Mia hurried to help the man who was tied to the overhead beams. His eyes were swollen almost shut as though someone had been punching him in the face and his back was a mass of bloody lacerations. The healer’s aide in her wanted to help and she lowered him as gently as she could to the ground so that he was lying on his stomach.
“I’ll see if I can find a care kit,” she told him. He only moaned and shook his head. Mia wondered sickly how long he had been down here—how much torture he had endured.
As she was about to go search for a kit, Trey came back.
“There was only one other guard and I took care of him,” he informed her. “Do you want to look for your grandmother now?”
“Oh, yes!” Mia jumped up, somewhat clumsily since it seemed to be getting harder to feel her feet. “But I was also going to look for a care kit—this man needs medical attention now.”

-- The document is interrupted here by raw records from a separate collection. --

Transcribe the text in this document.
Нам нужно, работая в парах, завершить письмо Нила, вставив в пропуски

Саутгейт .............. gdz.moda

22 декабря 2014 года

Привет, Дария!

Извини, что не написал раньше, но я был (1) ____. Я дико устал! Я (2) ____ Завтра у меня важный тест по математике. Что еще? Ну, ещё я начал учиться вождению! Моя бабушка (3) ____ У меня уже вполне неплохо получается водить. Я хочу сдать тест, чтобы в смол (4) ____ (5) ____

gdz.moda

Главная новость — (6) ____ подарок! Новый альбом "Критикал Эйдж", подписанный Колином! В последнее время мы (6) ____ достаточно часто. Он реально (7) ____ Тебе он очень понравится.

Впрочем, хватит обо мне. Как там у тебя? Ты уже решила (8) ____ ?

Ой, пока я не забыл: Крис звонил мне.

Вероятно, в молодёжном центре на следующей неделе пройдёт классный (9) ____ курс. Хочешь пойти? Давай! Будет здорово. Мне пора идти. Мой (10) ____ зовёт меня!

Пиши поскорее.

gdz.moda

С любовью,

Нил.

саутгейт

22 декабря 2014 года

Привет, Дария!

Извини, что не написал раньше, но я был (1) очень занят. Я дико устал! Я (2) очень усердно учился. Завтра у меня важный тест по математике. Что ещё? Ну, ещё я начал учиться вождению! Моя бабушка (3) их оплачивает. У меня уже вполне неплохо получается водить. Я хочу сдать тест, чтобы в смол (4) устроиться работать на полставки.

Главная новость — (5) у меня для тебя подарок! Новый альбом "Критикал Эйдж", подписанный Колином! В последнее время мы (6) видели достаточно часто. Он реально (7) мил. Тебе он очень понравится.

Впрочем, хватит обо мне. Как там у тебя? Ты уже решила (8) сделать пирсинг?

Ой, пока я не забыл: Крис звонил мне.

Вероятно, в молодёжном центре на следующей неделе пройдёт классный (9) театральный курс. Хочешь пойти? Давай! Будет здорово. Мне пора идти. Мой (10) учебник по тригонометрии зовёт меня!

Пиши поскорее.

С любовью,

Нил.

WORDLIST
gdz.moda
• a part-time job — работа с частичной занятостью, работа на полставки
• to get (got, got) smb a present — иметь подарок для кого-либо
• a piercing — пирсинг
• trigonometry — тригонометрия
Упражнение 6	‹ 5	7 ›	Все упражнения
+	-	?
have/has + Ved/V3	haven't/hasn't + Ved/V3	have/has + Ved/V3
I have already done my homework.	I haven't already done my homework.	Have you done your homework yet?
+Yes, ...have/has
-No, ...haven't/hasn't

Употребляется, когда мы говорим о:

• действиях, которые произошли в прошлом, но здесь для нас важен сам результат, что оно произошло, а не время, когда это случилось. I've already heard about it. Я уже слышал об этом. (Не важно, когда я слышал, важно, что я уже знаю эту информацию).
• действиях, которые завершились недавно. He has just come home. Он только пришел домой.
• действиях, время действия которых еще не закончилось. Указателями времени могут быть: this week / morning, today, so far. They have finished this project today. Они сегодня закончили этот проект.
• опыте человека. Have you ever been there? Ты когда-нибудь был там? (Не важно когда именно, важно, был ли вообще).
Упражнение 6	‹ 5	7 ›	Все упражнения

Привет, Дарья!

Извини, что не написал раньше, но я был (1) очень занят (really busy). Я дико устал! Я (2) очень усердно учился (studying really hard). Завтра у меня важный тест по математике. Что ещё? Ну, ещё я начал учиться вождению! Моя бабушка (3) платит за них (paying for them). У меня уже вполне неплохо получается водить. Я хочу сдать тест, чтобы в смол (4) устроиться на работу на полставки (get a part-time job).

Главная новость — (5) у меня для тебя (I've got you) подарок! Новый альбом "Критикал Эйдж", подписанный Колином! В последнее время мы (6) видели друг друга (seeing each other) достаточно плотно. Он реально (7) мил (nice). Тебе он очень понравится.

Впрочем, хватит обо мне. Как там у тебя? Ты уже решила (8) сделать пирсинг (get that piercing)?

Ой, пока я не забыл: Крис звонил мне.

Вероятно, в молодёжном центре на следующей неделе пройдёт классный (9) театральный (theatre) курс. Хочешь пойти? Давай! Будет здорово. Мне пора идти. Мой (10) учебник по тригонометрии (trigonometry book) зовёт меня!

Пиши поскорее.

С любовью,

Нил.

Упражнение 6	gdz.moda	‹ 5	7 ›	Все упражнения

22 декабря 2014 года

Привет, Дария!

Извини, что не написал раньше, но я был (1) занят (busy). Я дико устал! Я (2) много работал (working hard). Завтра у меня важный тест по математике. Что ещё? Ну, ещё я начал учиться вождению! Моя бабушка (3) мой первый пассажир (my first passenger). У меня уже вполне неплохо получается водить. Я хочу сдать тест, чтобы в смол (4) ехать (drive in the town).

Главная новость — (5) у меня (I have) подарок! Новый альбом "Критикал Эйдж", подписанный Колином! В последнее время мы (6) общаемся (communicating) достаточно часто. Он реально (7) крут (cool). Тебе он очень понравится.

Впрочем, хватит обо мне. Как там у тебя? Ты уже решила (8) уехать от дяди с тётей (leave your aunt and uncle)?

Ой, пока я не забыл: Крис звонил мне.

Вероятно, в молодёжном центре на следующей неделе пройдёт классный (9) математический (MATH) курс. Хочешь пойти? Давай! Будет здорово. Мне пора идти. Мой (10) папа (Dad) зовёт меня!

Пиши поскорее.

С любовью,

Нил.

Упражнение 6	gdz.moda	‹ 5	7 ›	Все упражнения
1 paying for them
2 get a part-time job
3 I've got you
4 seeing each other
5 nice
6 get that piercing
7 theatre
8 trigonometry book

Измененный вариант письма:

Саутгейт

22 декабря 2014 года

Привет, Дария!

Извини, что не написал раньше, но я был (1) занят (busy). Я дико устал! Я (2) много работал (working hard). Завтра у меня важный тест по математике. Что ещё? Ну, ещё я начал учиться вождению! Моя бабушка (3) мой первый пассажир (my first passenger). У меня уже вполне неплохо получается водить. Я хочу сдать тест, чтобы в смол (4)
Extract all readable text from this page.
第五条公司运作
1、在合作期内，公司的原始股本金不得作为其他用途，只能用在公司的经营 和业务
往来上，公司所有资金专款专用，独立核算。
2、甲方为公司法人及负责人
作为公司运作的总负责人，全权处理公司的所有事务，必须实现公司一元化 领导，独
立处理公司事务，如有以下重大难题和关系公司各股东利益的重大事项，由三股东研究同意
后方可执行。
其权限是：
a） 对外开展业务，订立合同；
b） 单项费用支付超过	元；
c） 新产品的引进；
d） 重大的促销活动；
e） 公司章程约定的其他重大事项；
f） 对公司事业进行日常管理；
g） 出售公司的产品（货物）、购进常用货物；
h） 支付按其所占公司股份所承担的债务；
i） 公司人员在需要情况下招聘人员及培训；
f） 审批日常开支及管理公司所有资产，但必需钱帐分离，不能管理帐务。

“So I see.” Trey frowned. “You go look—I’ll stay with him.”
Starting in the far corner so she didn’t miss a single cell, Mia made a trip around the perimeter of the basement. She had to come back almost at once after finding the cells locked. But luckily, the first guard Trey had killed had the keying mechanism clipped to his belt. So she was able to go back and start opening them one by one.
The first few were empty—just dark holes in the wall with barely enough room to sit on the tiny, narrow bench at the back. No one but a child would be able to stand in the cramped cells, Mia thought, though she thankfully didn’t find any children.
She did, however, find many, many sick and injured people. Some of them cried when she let them out, some begged for death. One or two simply huddled in their cells and refused to come out at all even when Mia coaxed them and promised that no one would hurt them.